Fabienne Radi, Peindre des colonnes vertébrales

L’éclipse

Fabienne Radi a sans doute lu la col­lec­tion des Mar­tine à l’époque de ses nattes. Mais en a-t-elle vrai­ment porté ? Qu’importe d’ailleurs car au moment où elle a passé (à peine…) cet âge pour deve­nir adulte, celle dont la sagesse reste tou­jours imper­ti­nente « est par­tie dans les colonnes ver­té­brales » tout en sou­li­gnant le lien qu’il existe entre la che­ve­lure et l’épissure dor­sale.
D’où son goût pour Nina Chil­dress. Comme elle, l’iconologue suisse s’intéresse à ces struc­tures faites d’éléments plus ou moins noués — jusqu’à en avoir par­fois plein le dos. Certes, Nina Chil­dress les redresse. Ce qui per­met à notre Mélu­sine du Léman d’y voir ceux de « Cary Grant et Grace Kelly qui conti­nue­raient de se don­ner la réplique sur un pla­teau après s’être com­plè­te­ment désha­billés ». Cela est sans doute une exa­gé­ra­tion. Mais nous la partageons.

Fabienne Radi entraîne dans son sillage afin de créer sa propre nar­ra­tion du dos et de ses dièses. Mais ce n’est pas le seul sujet de ses inves­ti­ga­tions. Notons parmi d’autres objets dis­pa­rates et intem­pes­tifs : « Faut-il plaindre les enfants d’artiste ? Com­ment vieillissent les femmes-enfants?

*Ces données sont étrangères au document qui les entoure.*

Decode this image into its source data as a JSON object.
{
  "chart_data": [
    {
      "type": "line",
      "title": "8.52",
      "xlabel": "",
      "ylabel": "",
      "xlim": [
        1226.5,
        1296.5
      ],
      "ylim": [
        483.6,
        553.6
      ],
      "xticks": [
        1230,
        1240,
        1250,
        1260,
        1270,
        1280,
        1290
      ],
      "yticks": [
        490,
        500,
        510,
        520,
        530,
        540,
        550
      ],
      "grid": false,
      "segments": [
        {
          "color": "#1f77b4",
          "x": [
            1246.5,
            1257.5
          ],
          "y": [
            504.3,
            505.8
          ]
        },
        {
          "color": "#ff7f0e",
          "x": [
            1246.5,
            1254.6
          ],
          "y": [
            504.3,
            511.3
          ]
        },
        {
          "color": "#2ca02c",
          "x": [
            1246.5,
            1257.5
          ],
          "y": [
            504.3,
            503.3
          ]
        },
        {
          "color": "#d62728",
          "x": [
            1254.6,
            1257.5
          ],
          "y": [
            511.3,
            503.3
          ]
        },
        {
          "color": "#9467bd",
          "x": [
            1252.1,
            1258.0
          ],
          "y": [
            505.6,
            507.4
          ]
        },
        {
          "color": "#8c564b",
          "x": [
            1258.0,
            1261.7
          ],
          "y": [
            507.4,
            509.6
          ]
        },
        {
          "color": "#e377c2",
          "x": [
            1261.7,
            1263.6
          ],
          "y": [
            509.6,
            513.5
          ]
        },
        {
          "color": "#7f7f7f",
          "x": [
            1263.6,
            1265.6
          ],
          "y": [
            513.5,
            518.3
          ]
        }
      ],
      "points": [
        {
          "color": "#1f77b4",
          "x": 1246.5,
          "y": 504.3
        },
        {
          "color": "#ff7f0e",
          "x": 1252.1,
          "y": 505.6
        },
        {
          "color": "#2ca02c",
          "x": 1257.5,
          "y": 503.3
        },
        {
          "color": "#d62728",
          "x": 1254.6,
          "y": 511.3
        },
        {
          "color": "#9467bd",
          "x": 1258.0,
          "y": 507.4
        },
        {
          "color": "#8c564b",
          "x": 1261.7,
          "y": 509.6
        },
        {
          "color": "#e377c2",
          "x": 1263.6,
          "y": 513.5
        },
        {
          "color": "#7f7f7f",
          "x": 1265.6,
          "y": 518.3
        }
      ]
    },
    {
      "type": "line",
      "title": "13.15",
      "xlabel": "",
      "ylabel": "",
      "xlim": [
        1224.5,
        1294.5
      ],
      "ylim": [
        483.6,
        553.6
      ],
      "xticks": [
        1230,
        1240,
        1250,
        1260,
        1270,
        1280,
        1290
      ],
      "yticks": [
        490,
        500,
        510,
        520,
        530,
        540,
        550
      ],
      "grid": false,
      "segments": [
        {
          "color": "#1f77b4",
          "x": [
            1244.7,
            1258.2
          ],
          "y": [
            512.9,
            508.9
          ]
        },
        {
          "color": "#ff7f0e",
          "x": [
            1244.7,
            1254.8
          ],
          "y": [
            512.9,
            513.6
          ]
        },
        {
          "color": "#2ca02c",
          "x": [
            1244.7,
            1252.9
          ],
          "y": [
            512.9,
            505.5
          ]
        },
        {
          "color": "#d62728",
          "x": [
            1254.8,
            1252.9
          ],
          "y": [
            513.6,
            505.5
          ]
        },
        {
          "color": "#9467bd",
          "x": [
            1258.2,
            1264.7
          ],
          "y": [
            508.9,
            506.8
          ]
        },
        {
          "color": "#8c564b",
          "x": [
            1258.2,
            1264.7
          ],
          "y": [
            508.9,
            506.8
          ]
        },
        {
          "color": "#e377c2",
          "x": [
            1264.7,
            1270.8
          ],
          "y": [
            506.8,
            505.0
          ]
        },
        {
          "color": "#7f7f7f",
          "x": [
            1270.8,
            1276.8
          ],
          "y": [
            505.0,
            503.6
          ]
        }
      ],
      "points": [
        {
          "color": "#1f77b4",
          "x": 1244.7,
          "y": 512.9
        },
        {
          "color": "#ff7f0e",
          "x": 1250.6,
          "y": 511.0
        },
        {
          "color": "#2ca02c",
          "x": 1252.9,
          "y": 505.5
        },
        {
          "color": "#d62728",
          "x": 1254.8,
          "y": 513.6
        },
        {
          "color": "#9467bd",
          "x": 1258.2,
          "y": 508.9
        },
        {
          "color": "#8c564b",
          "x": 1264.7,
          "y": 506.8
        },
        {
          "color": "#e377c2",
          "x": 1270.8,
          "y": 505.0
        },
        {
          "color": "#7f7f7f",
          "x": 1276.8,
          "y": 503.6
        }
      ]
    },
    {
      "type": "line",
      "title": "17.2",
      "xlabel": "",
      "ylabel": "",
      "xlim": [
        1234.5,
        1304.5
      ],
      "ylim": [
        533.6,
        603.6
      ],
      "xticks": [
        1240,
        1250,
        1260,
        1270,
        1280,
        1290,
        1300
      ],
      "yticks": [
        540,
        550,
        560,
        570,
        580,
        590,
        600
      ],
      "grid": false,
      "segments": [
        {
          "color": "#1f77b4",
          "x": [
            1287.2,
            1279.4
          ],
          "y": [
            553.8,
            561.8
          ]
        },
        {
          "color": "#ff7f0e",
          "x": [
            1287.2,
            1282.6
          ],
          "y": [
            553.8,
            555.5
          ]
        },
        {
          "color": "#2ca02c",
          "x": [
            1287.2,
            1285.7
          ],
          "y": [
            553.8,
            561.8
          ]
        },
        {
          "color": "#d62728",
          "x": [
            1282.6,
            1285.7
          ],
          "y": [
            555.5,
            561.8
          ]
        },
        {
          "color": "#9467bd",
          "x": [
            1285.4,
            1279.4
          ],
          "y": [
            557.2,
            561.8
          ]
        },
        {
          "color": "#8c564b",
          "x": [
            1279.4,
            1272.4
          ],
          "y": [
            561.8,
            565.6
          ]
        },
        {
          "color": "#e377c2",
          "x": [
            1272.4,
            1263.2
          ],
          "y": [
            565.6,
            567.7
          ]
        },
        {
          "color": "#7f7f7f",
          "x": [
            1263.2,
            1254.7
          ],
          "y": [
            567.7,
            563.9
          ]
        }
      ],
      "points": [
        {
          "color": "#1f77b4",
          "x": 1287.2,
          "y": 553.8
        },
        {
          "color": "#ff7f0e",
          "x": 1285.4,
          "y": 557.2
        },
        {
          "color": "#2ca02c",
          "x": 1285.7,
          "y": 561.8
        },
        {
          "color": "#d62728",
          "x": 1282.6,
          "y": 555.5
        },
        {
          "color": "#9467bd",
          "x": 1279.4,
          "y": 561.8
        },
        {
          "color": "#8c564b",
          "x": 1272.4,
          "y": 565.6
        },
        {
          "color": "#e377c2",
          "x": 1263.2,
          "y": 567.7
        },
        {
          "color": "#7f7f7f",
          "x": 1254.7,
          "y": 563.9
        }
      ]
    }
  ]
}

Les punaises de lit peuvent-elles influer sur la récep­tion de l’art contem­po­rain ? Pour­quoi tant d’écharpes en lin lors des ver­nis­sages ? ». Se retrouve dans ce livre tout ce qui fait le piment de l’œuvre et l’écriture de l’épistémologue piquante.
Pour ses démons­tra­tions et au-delà des pein­tures de Nina Chil­dress, elle fait appel à un aréo­page hété­ro­clite, de W.C. Fields à Valé­rie Lemer­cier, de Sophie Calle au bon Dr Spock, à la regret­tée Lady et à bien d’autres pré-textes aux diva­ga­tions moins far­cesques qu’il y paraît. Manière de rame­ner à l’histoire de l’art. Dont le 7ème. Le dos y ser­vit de leurre.

Montrer le dos de bas en haut per­mit de cacher ce qu’on ne sau­rait voir, non seule­ment chez Molière mais chez les cen­seurs d’Hollywood. Mais, ne s’arrêtant pas à une si bonne incon­duite, Fabienne Radi prouve que même chez les nudistes qui se montrent « à poils » le dos per­met de conser­ver une cer­taine tenue. Une nou­velle fois, Fabienne Radi pro­pose ses suites d’élans par un jeu d’apparences.
Elles glissent les une sur les autres par sub­sti­tu­tion du pile à la face jusqu’à ce que la vérité du genre s’éloigne la queue entre les jambes.

jean-paul gavard-perret

Fabienne Radi,  Peindre des colonnes ver­té­brales, Edi­tions Sombres Tor­rents, Rennes , 2018, 68 p. — 8, 10 €.